There are certain expectations when visiting the exhibit Body Worlds. You expect to learn more about how the body works. You expect to see displays of the human body, from its cardiovascular system to the skeleton to muscles.
The exhibit currently at the Buffalo Museum of Science focuses on the heart and so but also takes visitors through the rest of the body, particularly demonstrating the complexity of muscle and bone in movement.
You don't have to be training for the Olympics to get the message -- your health depends on exercise, not just from a weight-maintenance standpoint but also from a properly working body standpoint.
But among the unexpected was the educational panel on happiness.
The premise of the piece was that if you were happy, if you were an optimist, you had better health.
My friend with me questioned the cause-and-effect offering.

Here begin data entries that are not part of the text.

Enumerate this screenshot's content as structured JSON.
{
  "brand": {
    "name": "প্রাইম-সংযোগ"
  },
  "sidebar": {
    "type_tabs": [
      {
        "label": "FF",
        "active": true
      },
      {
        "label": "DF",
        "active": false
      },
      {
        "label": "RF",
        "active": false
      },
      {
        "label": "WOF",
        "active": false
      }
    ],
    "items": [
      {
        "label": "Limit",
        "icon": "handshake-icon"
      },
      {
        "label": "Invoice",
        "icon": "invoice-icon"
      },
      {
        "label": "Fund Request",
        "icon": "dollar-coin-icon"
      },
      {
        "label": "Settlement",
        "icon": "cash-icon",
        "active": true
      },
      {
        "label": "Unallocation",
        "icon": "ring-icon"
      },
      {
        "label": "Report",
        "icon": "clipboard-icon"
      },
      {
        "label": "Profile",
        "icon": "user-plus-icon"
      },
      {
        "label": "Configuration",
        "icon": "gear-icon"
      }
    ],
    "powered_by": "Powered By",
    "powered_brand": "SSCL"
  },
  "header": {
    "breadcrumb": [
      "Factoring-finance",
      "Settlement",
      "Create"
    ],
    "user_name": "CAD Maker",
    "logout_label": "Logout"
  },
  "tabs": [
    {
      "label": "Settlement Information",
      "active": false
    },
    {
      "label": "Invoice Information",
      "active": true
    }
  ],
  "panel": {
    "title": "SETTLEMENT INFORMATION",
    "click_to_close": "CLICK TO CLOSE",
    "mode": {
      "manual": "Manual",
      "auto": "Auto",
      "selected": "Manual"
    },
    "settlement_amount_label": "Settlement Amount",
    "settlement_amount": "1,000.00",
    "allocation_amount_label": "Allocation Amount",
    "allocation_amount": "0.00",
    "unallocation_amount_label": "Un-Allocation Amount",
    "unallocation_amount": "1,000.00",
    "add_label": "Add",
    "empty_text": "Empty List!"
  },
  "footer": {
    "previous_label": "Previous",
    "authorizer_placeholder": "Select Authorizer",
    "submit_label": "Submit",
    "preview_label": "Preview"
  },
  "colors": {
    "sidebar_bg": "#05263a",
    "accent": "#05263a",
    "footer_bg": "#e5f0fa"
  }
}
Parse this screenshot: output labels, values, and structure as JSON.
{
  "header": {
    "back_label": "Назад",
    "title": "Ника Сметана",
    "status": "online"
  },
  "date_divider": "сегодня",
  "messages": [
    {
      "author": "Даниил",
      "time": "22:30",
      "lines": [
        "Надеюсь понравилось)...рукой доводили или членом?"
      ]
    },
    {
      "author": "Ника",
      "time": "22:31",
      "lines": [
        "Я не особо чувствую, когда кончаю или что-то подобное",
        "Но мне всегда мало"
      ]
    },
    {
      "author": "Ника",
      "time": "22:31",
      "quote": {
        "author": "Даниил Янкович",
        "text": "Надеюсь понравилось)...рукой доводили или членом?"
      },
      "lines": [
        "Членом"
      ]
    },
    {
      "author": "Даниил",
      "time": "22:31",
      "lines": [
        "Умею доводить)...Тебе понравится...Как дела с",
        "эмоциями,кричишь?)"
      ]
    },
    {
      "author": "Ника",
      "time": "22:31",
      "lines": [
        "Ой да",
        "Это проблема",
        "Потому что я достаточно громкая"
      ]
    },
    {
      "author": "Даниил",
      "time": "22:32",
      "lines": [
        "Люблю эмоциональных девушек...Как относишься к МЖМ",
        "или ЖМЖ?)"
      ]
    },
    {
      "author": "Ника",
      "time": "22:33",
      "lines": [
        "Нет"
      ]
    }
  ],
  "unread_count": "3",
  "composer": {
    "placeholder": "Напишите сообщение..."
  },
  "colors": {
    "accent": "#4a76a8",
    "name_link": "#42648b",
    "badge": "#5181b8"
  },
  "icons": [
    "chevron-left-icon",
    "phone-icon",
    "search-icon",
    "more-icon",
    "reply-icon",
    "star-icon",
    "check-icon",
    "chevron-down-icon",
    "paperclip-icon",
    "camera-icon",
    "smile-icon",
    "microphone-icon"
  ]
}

"Maybe they have it backwards?" he said. "Maybe being healthy is what makes you happy."
Ah, the classic "chicken and egg" syndrome.
Which comes first?
We love to have black and white answers to those types of questions. But in reality, perhaps they're not exactly cause and effect.
What if happy and health were a mosaic and a continuum?
What if being happy helped you have better health? And in return what if having better health (and hence feeling good) made you happier?
Yes, it's circular.
And not very helpful for our Point A to Point B mentality. How does one become happier? How does one become healthier?
The best answers are usually individualized and not straight forward. I don't think most of us are looking for "quick fixes." Instead, we're looking for simple ,direct fixes -- if I do X then I can achieve Y -- with measurable results.
But rarely does it happen in the kind of systematic way we're looking for.
Happiness and health seem intertwined but in rich and nuanced ways. For all the anatomy and science of the Body Worlds exhibit, there are connections between the mind and body that can't be shown physically.
It's what makes any athletic journey -- whether its a simple fitness routine, training for a 5K or training for an endurance race -- so rich and unique. Because the parts intertwine, overlap and the cause-and-effect aren't necessarily connected until weeks, months or years later.
Does being happy make you healthy? Or does being healthy make you happy?
Ah, like world may never know.
Then again, it may not need to. The two go hand-in-hand. And whichever way is your entry point, you're bound to find the other.